Ethernet has its own standard, and methodology:
- The signaling is transformer isolated. Differential pairs.
- ESD on the pins is shunted to ground (chassis ground) through a 1nF 1kV capacitor. The isolation transformer provides center taps from the pairs, so they can be tied together and then to the cap.
- ESD on the shield is chassis grounded.
- EMC (RF noise in/out) is protected by common mode chokes (usually) included in the magnetics, the ESD cap, and the isolation barrier (fairly low capacitance -- 10s of pF range I think).
- What your circuit is grounded to (chassis or remaining isolated) doesn't matter very much, thanks to the isolation. It would be prudent to add >= 1nF between grounds at that point, however.

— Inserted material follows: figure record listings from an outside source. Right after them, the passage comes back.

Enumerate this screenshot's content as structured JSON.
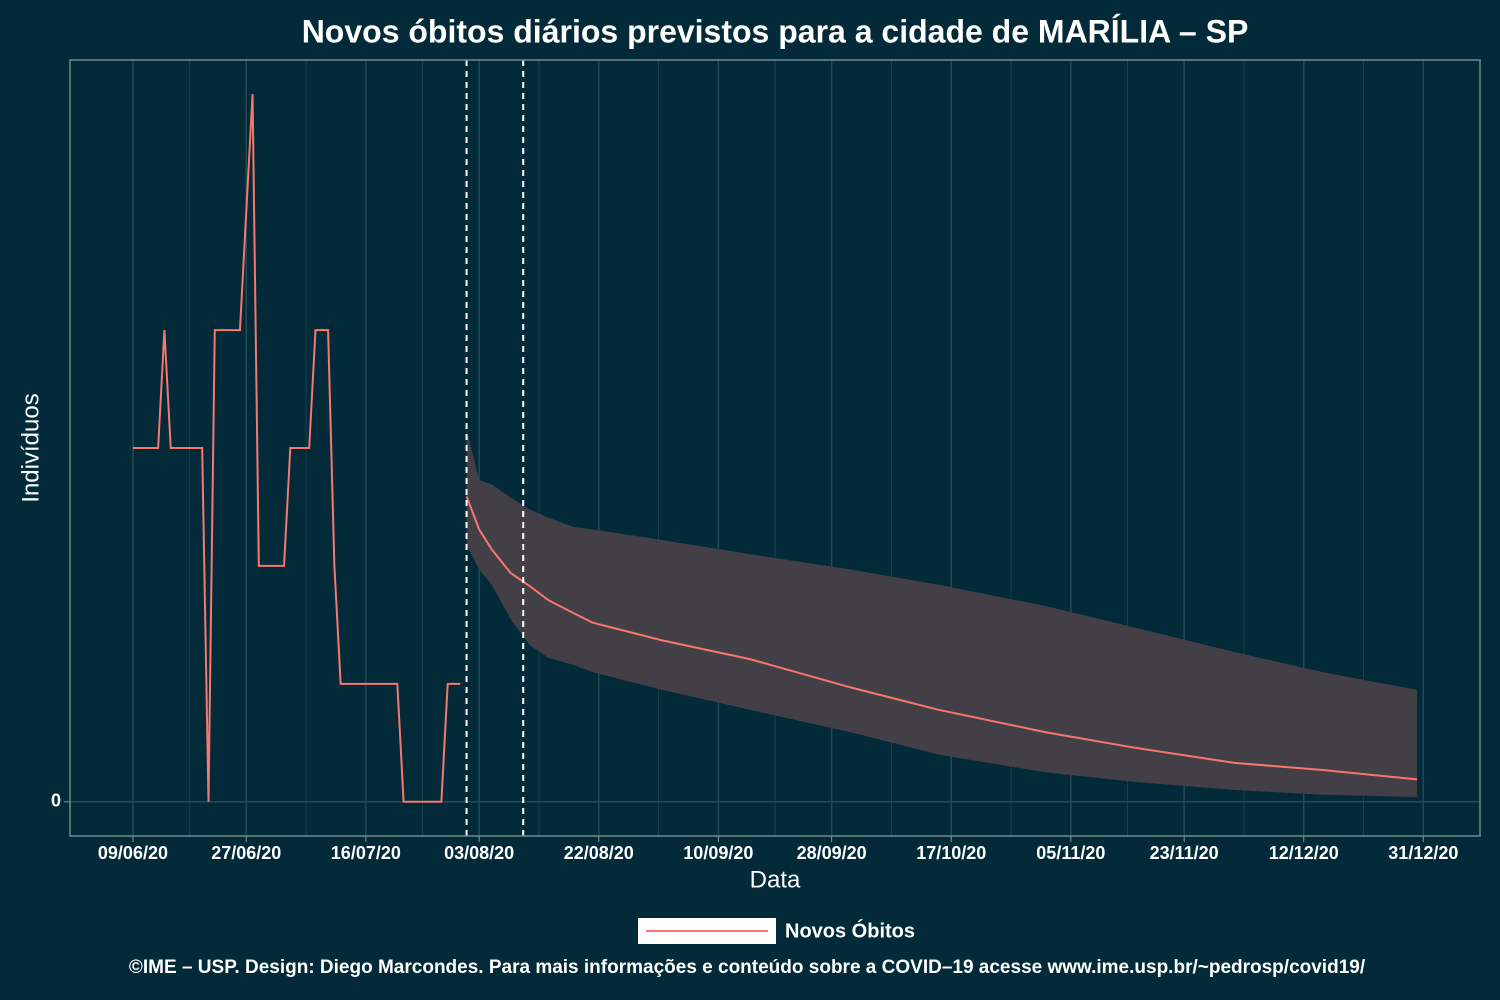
{
  "chart_data": {
    "type": "line",
    "title": "Novos óbitos diários previstos para a cidade de MARÍLIA – SP",
    "x_label": "Data",
    "y_label": "Indivíduos",
    "caption": "©IME – USP. Design: Diego Marcondes. Para mais informações e conteúdo sobre a COVID–19 acesse www.ime.usp.br/~pedrosp/covid19/",
    "series": [
      {
        "name": "Novos Óbitos",
        "color": "#f8766d",
        "x": [
          "2020-06-09",
          "2020-06-13",
          "2020-06-14",
          "2020-06-15",
          "2020-06-20",
          "2020-06-21",
          "2020-06-22",
          "2020-06-26",
          "2020-06-28",
          "2020-06-29",
          "2020-07-03",
          "2020-07-04",
          "2020-07-07",
          "2020-07-08",
          "2020-07-10",
          "2020-07-11",
          "2020-07-12",
          "2020-07-21",
          "2020-07-22",
          "2020-07-28",
          "2020-07-29",
          "2020-07-31"
        ],
        "values": [
          3,
          3,
          4,
          3,
          3,
          0,
          4,
          4,
          6,
          2,
          2,
          3,
          3,
          4,
          4,
          2,
          1,
          1,
          0,
          0,
          1,
          1
        ]
      }
    ],
    "forecast": {
      "color": "#f8766d",
      "band_color": "#423f46",
      "x": [
        "2020-08-01",
        "2020-08-03",
        "2020-08-05",
        "2020-08-08",
        "2020-08-11",
        "2020-08-14",
        "2020-08-18",
        "2020-08-21",
        "2020-09-01",
        "2020-09-15",
        "2020-10-01",
        "2020-10-15",
        "2020-11-01",
        "2020-11-15",
        "2020-12-01",
        "2020-12-15",
        "2020-12-30"
      ],
      "values": [
        2.59,
        2.31,
        2.14,
        1.94,
        1.83,
        1.71,
        1.6,
        1.52,
        1.37,
        1.21,
        0.97,
        0.78,
        0.59,
        0.46,
        0.33,
        0.27,
        0.19
      ],
      "lower": [
        2.18,
        1.97,
        1.84,
        1.55,
        1.33,
        1.22,
        1.16,
        1.1,
        0.95,
        0.78,
        0.59,
        0.4,
        0.25,
        0.17,
        0.1,
        0.06,
        0.04
      ],
      "upper": [
        3.16,
        2.73,
        2.69,
        2.58,
        2.48,
        2.41,
        2.33,
        2.31,
        2.22,
        2.1,
        1.97,
        1.84,
        1.66,
        1.48,
        1.27,
        1.1,
        0.95
      ]
    },
    "vlines": [
      "2020-08-01",
      "2020-08-10"
    ],
    "xlim": [
      "2020-05-30",
      "2021-01-09"
    ],
    "xticks": [
      {
        "value": "2020-06-09",
        "label": "09/06/20"
      },
      {
        "value": "2020-06-27",
        "label": "27/06/20"
      },
      {
        "value": "2020-07-16",
        "label": "16/07/20"
      },
      {
        "value": "2020-08-03",
        "label": "03/08/20"
      },
      {
        "value": "2020-08-22",
        "label": "22/08/20"
      },
      {
        "value": "2020-09-10",
        "label": "10/09/20"
      },
      {
        "value": "2020-09-28",
        "label": "28/09/20"
      },
      {
        "value": "2020-10-17",
        "label": "17/10/20"
      },
      {
        "value": "2020-11-05",
        "label": "05/11/20"
      },
      {
        "value": "2020-11-23",
        "label": "23/11/20"
      },
      {
        "value": "2020-12-12",
        "label": "12/12/20"
      },
      {
        "value": "2020-12-31",
        "label": "31/12/20"
      }
    ],
    "ylim": [
      -0.29,
      6.29
    ],
    "yticks": [
      0
    ],
    "grid": true,
    "legend": "bottom"
  }
}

USB, you can't count on the shield and power ground being different potentials, so you pretty much have to bond both to circuit ground and chassis ground. This brings EMC right into/out of circuit ground, which may be noisy, so it can help to apply ferrite beads to the cable. Hence, in part, why many USB cables have molded-in beads on them.
It also stands that, you don't want a huge cable running from a USB connector (the signaling isn't made to hold up through long cables, anyway), and you certainly don't want it routed through a building (and therefore subject to various possible accidental or "act of God" electrical events, besides the long-wire antenna you get). Ethernet was invented as the all-around, do-it-all, heavy weight standard, and serves well for those purposes (routing in buildings and all). It does fall short of general outdoor routing (like telecoms), which has to be rated for much larger surges (hence, in addition to the isolation transformer, MOVs or other TVSs).